Introduction

The Cell Broadband Engine (CBE) is the processor of the PS3. It features one main core, the PPE (Power Processing Element), which is a dual threaded core from the IBM POWER family, and six Synergistic Processing Elements (SPEs) are available to the user programs.

The SPEs are the computing elements of the Cell Broadband Engine processor of the PS3. They feature a computing core (SPU = Synergistic Processing Unit), 256 kB of local memory (local store) and a Memory Flow Controller (MFC), responsible for DMA transfers between local store and main memory, as well as synchronization with the other SPEs and the PPE.

The system allows two ways of handling SPEs by either using the raw SPU primitives or the SPU thread primitives.
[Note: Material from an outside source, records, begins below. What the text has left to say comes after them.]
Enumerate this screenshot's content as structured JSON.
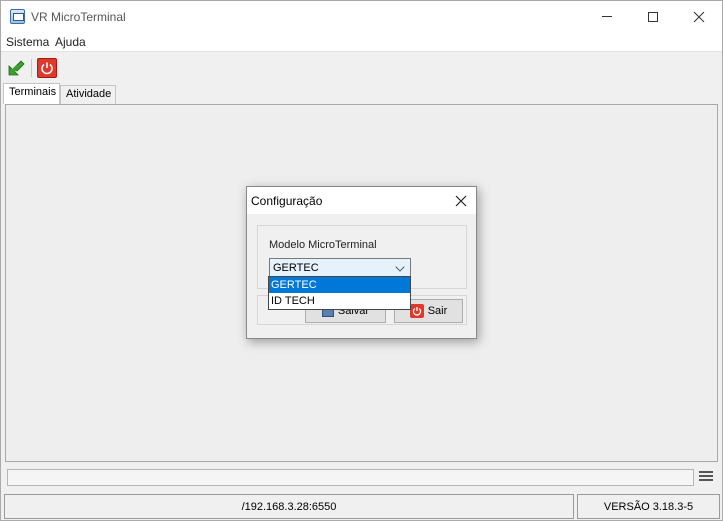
{
  "window": {
    "title": "VR MicroTerminal"
  },
  "menu": {
    "items": [
      "Sistema",
      "Ajuda"
    ]
  },
  "toolbar": {
    "buttons": [
      "enter-icon",
      "power-icon"
    ]
  },
  "tabs": [
    {
      "label": "Terminais",
      "active": true
    },
    {
      "label": "Atividade",
      "active": false
    }
  ],
  "status": {
    "address": "/192.168.3.28:6550",
    "version": "VERSÃO 3.18.3-5"
  },
  "dialog": {
    "title": "Configuração",
    "field_label": "Modelo MicroTerminal",
    "selected": "GERTEC",
    "options": [
      "GERTEC",
      "ID TECH"
    ],
    "save_label": "Salvar",
    "exit_label": "Sair"
  },
  "colors": {
    "accent": "#0078d7",
    "power": "#e0382b",
    "enter_arrow": "#3aa02e"
  }
}
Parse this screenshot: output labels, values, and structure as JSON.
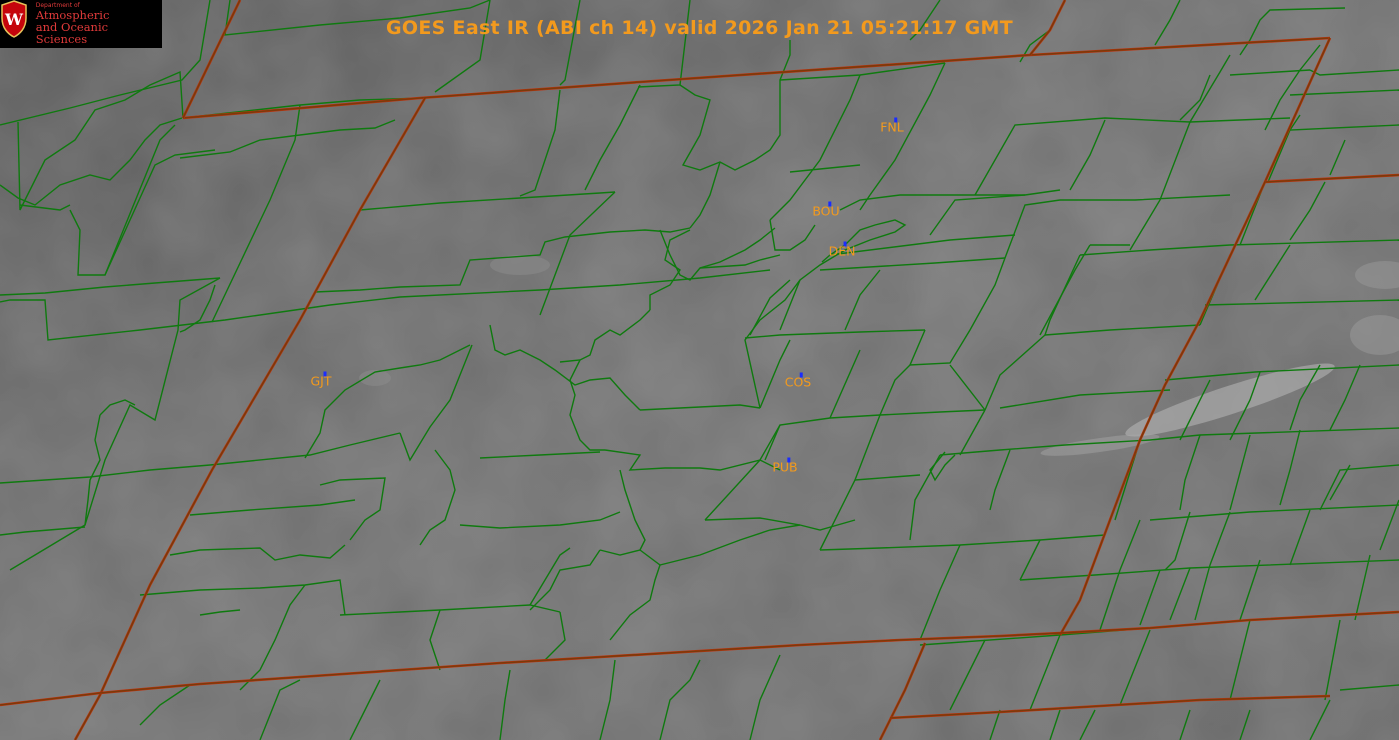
{
  "title": "GOES East IR (ABI ch 14) valid 2026 Jan 21 05:21:17 GMT",
  "logo": {
    "department": "Department of",
    "line1": "Atmospheric",
    "line2": "and Oceanic Sciences"
  },
  "stations": [
    {
      "id": "FNL"
    },
    {
      "id": "BOU"
    },
    {
      "id": "DEN"
    },
    {
      "id": "GJT"
    },
    {
      "id": "COS"
    },
    {
      "id": "PUB"
    }
  ],
  "colors": {
    "title": "#f39a1d",
    "station_label": "#f39a1d",
    "station_marker": "#1a2cff",
    "county_border": "#0f7a0f",
    "state_border": "#7a3a0a",
    "background_ir": "#6e6e6e"
  }
}
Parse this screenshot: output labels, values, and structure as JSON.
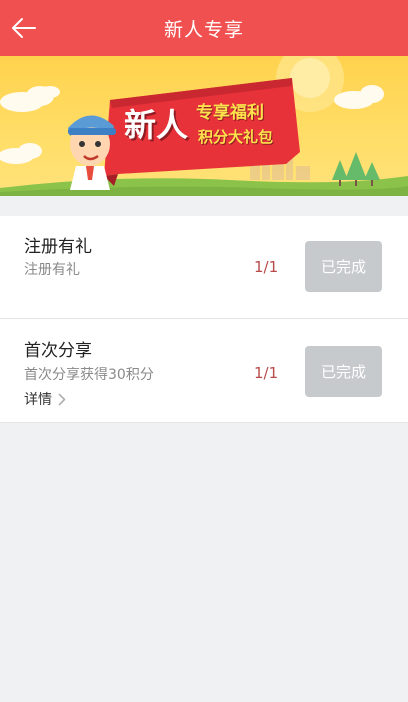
{
  "header": {
    "title": "新人专享",
    "back_icon": "arrow-left-icon",
    "background_color": "#f0504f"
  },
  "banner": {
    "headline_big": "新人",
    "headline_small": "专享福利",
    "subline": "积分大礼包",
    "ribbon_color": "#e8323a",
    "sky_color": "#ffd24d"
  },
  "tasks": [
    {
      "title": "注册有礼",
      "description": "注册有礼",
      "progress": "1/1",
      "button_label": "已完成"
    },
    {
      "title": "首次分享",
      "description": "首次分享获得30积分",
      "progress": "1/1",
      "button_label": "已完成",
      "detail_label": "详情",
      "detail_icon": "chevron-right-icon"
    }
  ],
  "colors": {
    "done_button": "#c6cacd",
    "progress_text": "#b94a4a",
    "page_background": "#f0f1f3"
  }
}
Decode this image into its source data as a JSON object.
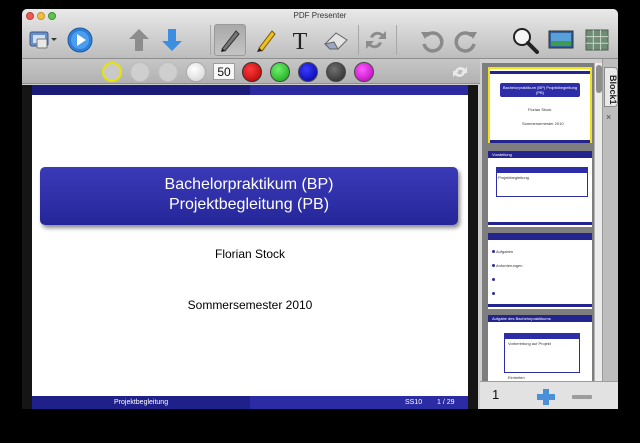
{
  "window": {
    "title": "PDF Presenter"
  },
  "toolbar": {
    "icons": [
      "display-settings-icon",
      "play-icon",
      "arrow-up-icon",
      "arrow-down-icon",
      "pen-icon",
      "marker-icon",
      "text-icon",
      "eraser-icon",
      "swap-icon",
      "undo-icon",
      "redo-icon",
      "zoom-icon",
      "monitor-icon",
      "grid-icon"
    ]
  },
  "penbar": {
    "size_value": "50",
    "colors": [
      "#c00000",
      "#20c020",
      "#0000b8",
      "#3a3a3a",
      "#d000d0"
    ]
  },
  "slide": {
    "title_line1": "Bachelorpraktikum (BP)",
    "title_line2": "Projektbegleitung (PB)",
    "author": "Florian Stock",
    "term": "Sommersemester 2010",
    "footer_left": "Projektbegleitung",
    "footer_course": "SS10",
    "footer_page": "1 / 29"
  },
  "sidebar": {
    "tab_label": "Block1",
    "tab_close": "×",
    "page_number": "1",
    "thumbs": [
      {
        "title": "Bachelorpraktikum (BP) Projektbegleitung (PB)",
        "line1": "Florian Stock",
        "line2": "Sommersemester 2010"
      },
      {
        "title": "Vorstellung",
        "line1": "Projektbegleitung",
        "line2": ""
      },
      {
        "title": "",
        "line1": "Aufgaben",
        "line2": "Anforderungen"
      },
      {
        "title": "Aufgabe des Bachelorpraktikums",
        "line1": "Vorbereitung auf Projekt",
        "line2": "Einheiten"
      }
    ]
  },
  "colors": {
    "slide_blue": "#26269a",
    "selection": "#f2e318"
  }
}
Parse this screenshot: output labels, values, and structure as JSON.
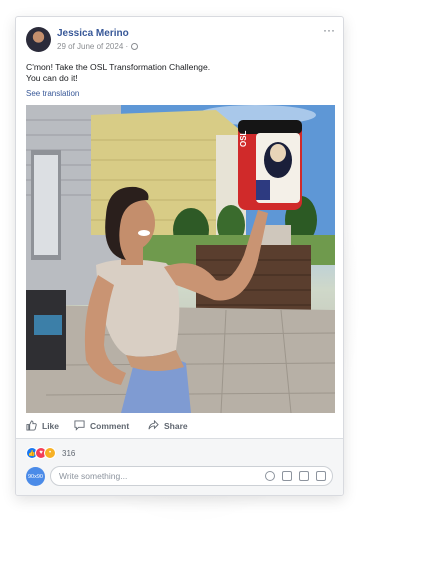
{
  "post": {
    "author": "Jessica Merino",
    "date": "29 of June of 2024 ·",
    "more_label": "···",
    "text_line1": "C'mon! Take the OSL Transformation Challenge.",
    "text_line2": "You can do it!",
    "see_translation": "See translation"
  },
  "photo": {
    "product_label": "OSL"
  },
  "actions": {
    "like": "Like",
    "comment": "Comment",
    "share": "Share"
  },
  "footer": {
    "reaction_count": "316",
    "avatar_text": "90x90",
    "comment_placeholder": "Write something..."
  },
  "colors": {
    "link": "#385898",
    "like_blue": "#1877f2",
    "love_red": "#f33e58",
    "wow_yellow": "#f7b125"
  }
}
Both methods allow to efficiently exploit the SPEs, but SPU threads allow more flexibility. This tutorial only deals with SPU threads.

SPU threads

SPU threads are dedicated SPU programs running on the SPEs. There can be more running SPU threads as there are available SPEs, in that cas the system performs thread scheduling in order all threads to appear to be running simultaneously. However, scheduling has a cost, so performance-aware applications should try to avoid context switches by running exactly the needed number of threads. Ideally, unless in some very specific circumstances, only maximum 6 threads should be running simultaneously, as 6 SPEs are available on the PS3.

Running and stopping threads

Creating and running a SPU thread basically requires the following steps:

import a SPU program into a SPU image (see sysSpuImageOpen, sysSpuImageImport)
create a SPU thread group (see sysSpuThreadGroupCreate).
create the SPU thread (sysSpuThreadInitialize) for that group. Eventually create several threads for the group.
run the SPU thread group (sysSpuThreadGroupStart).
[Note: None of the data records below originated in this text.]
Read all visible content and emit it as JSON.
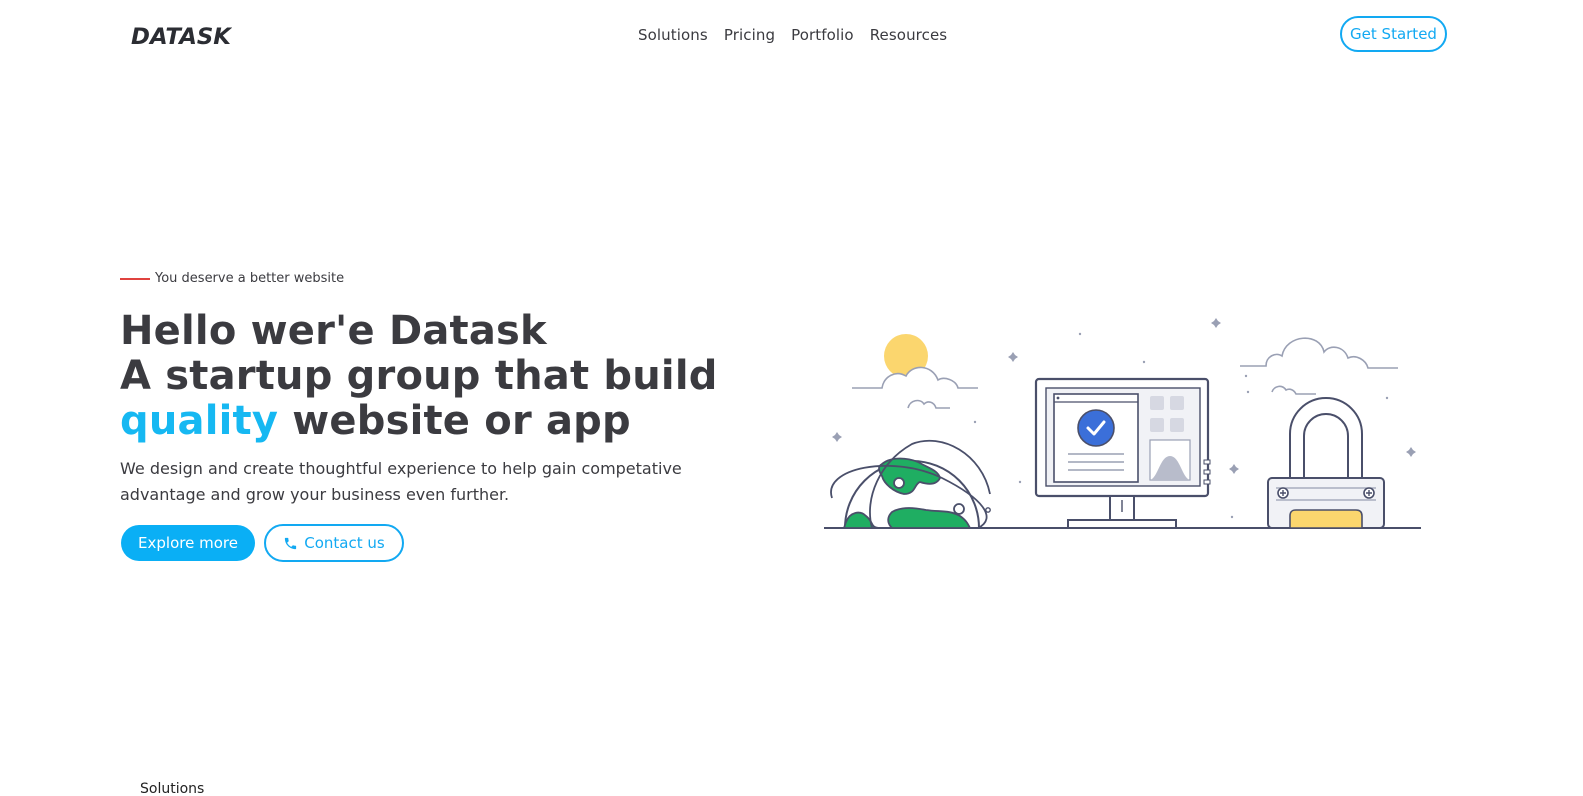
{
  "header": {
    "logo_text": "DATASK",
    "nav": [
      {
        "label": "Solutions"
      },
      {
        "label": "Pricing"
      },
      {
        "label": "Portfolio"
      },
      {
        "label": "Resources"
      }
    ],
    "cta_label": "Get Started"
  },
  "hero": {
    "eyebrow": "You deserve a better website",
    "headline_line1": "Hello wer'e Datask",
    "headline_line2": "A startup group that build",
    "headline_accent": "quality",
    "headline_line3_rest": " website or app",
    "subtext": "We design and create thoughtful experience to help gain competative advantage and grow your business even further.",
    "primary_button": "Explore more",
    "secondary_button": "Contact us",
    "secondary_icon": "phone-icon"
  },
  "footer_peek": {
    "text": "Solutions"
  },
  "colors": {
    "accent": "#12a9f2",
    "accent_text": "#16b8f2",
    "eyebrow_line": "#e0433f",
    "text": "#3b3b40",
    "globe_green": "#1fae62",
    "sun_yellow": "#fbd66e",
    "lock_yellow": "#fbd66e",
    "check_blue": "#3b6fd9"
  }
}
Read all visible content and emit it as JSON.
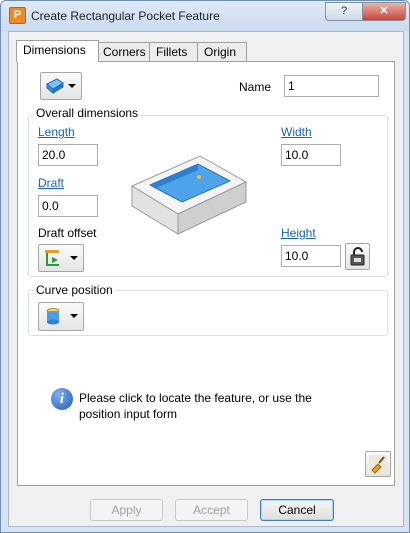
{
  "window": {
    "app_icon_letter": "P",
    "title": "Create Rectangular Pocket Feature",
    "help_label": "?",
    "close_label": "✕"
  },
  "tabs": [
    {
      "label": "Dimensions",
      "active": true
    },
    {
      "label": "Corners",
      "active": false
    },
    {
      "label": "Fillets",
      "active": false
    },
    {
      "label": "Origin",
      "active": false
    }
  ],
  "dimensions": {
    "type_dropdown_icon": "rectangular-pocket-icon",
    "name_label": "Name",
    "name_value": "1",
    "overall_title": "Overall dimensions",
    "length_label": "Length",
    "length_value": "20.0",
    "width_label": "Width",
    "width_value": "10.0",
    "draft_label": "Draft",
    "draft_value": "0.0",
    "draft_offset_label": "Draft offset",
    "draft_offset_icon": "draft-offset-icon",
    "height_label": "Height",
    "height_value": "10.0",
    "height_lock_icon": "lock-icon",
    "preview_icon": "pocket-preview-image",
    "curve_title": "Curve position",
    "curve_icon": "cylinder-position-icon",
    "info_text_line1": "Please click to locate the feature, or use the",
    "info_text_line2": "position input form",
    "pick_icon": "brush-pick-icon"
  },
  "buttons": {
    "apply": "Apply",
    "accept": "Accept",
    "cancel": "Cancel"
  },
  "colors": {
    "link": "#1a63b5",
    "pocket_blue": "#3a8fd8"
  }
}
Then all threads of the group will run simultaneously. The whole thread group may eventually be preempted to allow the execution of concurrent thread groups. Obvisoulsy, if there is only one thread group running, or if all running thread groups do not exceed a total of 6 threads, no thread group is preempted.
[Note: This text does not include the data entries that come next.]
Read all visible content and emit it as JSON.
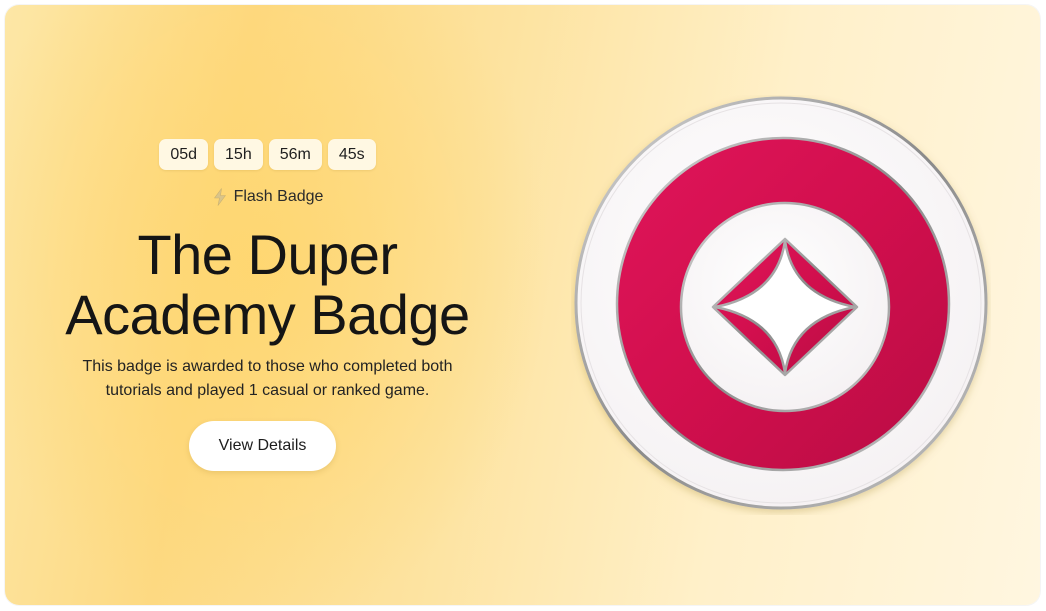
{
  "countdown": {
    "days": "05d",
    "hours": "15h",
    "minutes": "56m",
    "seconds": "45s"
  },
  "badge_type": {
    "icon": "lightning-icon",
    "label": "Flash Badge"
  },
  "title": {
    "line1": "The Duper",
    "line2": "Academy Badge"
  },
  "description": "This badge is awarded to those who completed both tutorials and played 1 casual or ranked game.",
  "cta": {
    "label": "View Details"
  },
  "badge_image": {
    "icon": "star-diamond-badge-icon",
    "colors": {
      "ring": "#d4104f",
      "white": "#ffffff",
      "metal": "#9a9a9a"
    }
  },
  "colors": {
    "background_warm": "#fdd982",
    "background_light": "#fff6e0",
    "text": "#151515"
  }
}
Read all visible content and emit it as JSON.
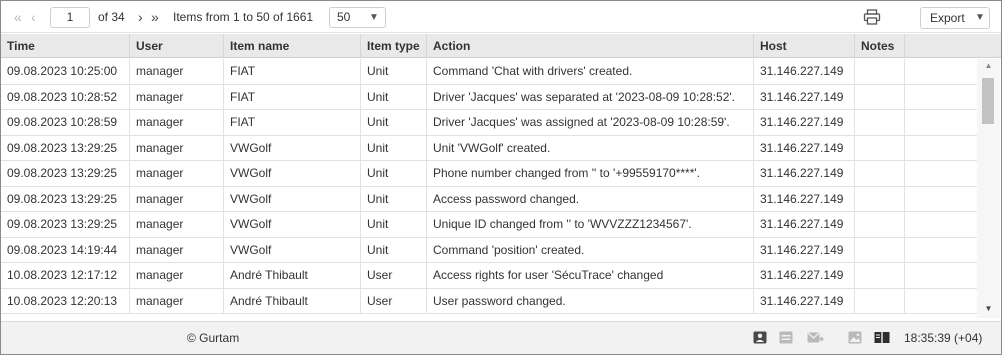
{
  "toolbar": {
    "first_page": "«",
    "prev_page": "‹",
    "current_page": "1",
    "of_pages": "of 34",
    "next_page": "›",
    "last_page": "»",
    "items_summary": "Items from 1 to 50 of 1661",
    "per_page": "50",
    "export_label": "Export"
  },
  "table": {
    "columns": [
      "Time",
      "User",
      "Item name",
      "Item type",
      "Action",
      "Host",
      "Notes"
    ],
    "rows": [
      {
        "time": "09.08.2023 10:25:00",
        "user": "manager",
        "item": "FIAT",
        "type": "Unit",
        "action": "Command 'Chat with drivers' created.",
        "host": "31.146.227.149",
        "notes": ""
      },
      {
        "time": "09.08.2023 10:28:52",
        "user": "manager",
        "item": "FIAT",
        "type": "Unit",
        "action": "Driver 'Jacques' was separated at '2023-08-09 10:28:52'.",
        "host": "31.146.227.149",
        "notes": ""
      },
      {
        "time": "09.08.2023 10:28:59",
        "user": "manager",
        "item": "FIAT",
        "type": "Unit",
        "action": "Driver 'Jacques' was assigned at '2023-08-09 10:28:59'.",
        "host": "31.146.227.149",
        "notes": ""
      },
      {
        "time": "09.08.2023 13:29:25",
        "user": "manager",
        "item": "VWGolf",
        "type": "Unit",
        "action": "Unit 'VWGolf' created.",
        "host": "31.146.227.149",
        "notes": ""
      },
      {
        "time": "09.08.2023 13:29:25",
        "user": "manager",
        "item": "VWGolf",
        "type": "Unit",
        "action": "Phone number changed from '' to '+99559170****'.",
        "host": "31.146.227.149",
        "notes": ""
      },
      {
        "time": "09.08.2023 13:29:25",
        "user": "manager",
        "item": "VWGolf",
        "type": "Unit",
        "action": "Access password changed.",
        "host": "31.146.227.149",
        "notes": ""
      },
      {
        "time": "09.08.2023 13:29:25",
        "user": "manager",
        "item": "VWGolf",
        "type": "Unit",
        "action": "Unique ID changed from '' to 'WVVZZZ1234567'.",
        "host": "31.146.227.149",
        "notes": ""
      },
      {
        "time": "09.08.2023 14:19:44",
        "user": "manager",
        "item": "VWGolf",
        "type": "Unit",
        "action": "Command 'position' created.",
        "host": "31.146.227.149",
        "notes": ""
      },
      {
        "time": "10.08.2023 12:17:12",
        "user": "manager",
        "item": "André Thibault",
        "type": "User",
        "action": "Access rights for user 'SécuTrace' changed",
        "host": "31.146.227.149",
        "notes": ""
      },
      {
        "time": "10.08.2023 12:20:13",
        "user": "manager",
        "item": "André Thibault",
        "type": "User",
        "action": "User password changed.",
        "host": "31.146.227.149",
        "notes": ""
      }
    ]
  },
  "footer": {
    "copyright": "© Gurtam",
    "clock": "18:35:39 (+04)"
  },
  "icons": {
    "print": "printer-icon",
    "footer": [
      "contact-card-icon",
      "notification-window-icon",
      "mail-icon",
      "image-icon",
      "book-icon"
    ]
  }
}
The PPU can suspend and resume a thread group (sysSpuThreadGroupSuspend, sysSpuThreadGroupResume), preempt it (sysSpuThreadGroupYield), or even terminate it (sysSpuThreadGroupTerminate).

A SPU thread can eventually terminate itself with a call to spu_thread_exit. It also can terminate the whole SPU thread group (spu_thread_group_exit), or call the SPU thread group scheduler (spu_thread_group_yield).

A SPU thread group is terminated if all its threads are terminated.

The PPE must join a SPU thread group (sysSpuThreadGroupJoin) to ensure its threads are terminated.

Communication between threads

SPU threads can communicate with the running PPE threads, and also with other SPU threads within the same SPU thread group.

A PPE thread can :

read or write to a SPU thread's local store (sysSpuThreadWriteLocalStorage, sysSpuThreadReadLocalStorage)
write to a SPU's signal notification register (sysSpuThreadWriteSignal)

A SPU thread can :

issue DMA transfers with its MFC, between its local store and main memory, or between its local store and another SPU thread's local store. In the latter case the beginning of a SPU thread's local store effective address is SPU_THREAD_BASE + spu * SPU_THREAD_OFFSET (having spu the same thread index value as provided to sysSpuThreadInitialize).
write to another SPU's signal notification register. This must be done by writing to the memory-mapped IO registers through DMA transfers. In that case, the effective address to write to is SPU_THREAD_BASE + spu * SPU_THREAD_OFFSET (having spu the same thread index value as provided to sysSpuThreadInitialize) to which we add either SPU_THREAD_Sig_Notify_1 or SPU_THREAD_Sig_Notify_2, depending on the signal notification register to be written to.

For more information about DMA transfers and SPU programming in general, refer to the Cell Broadband Engine documentation.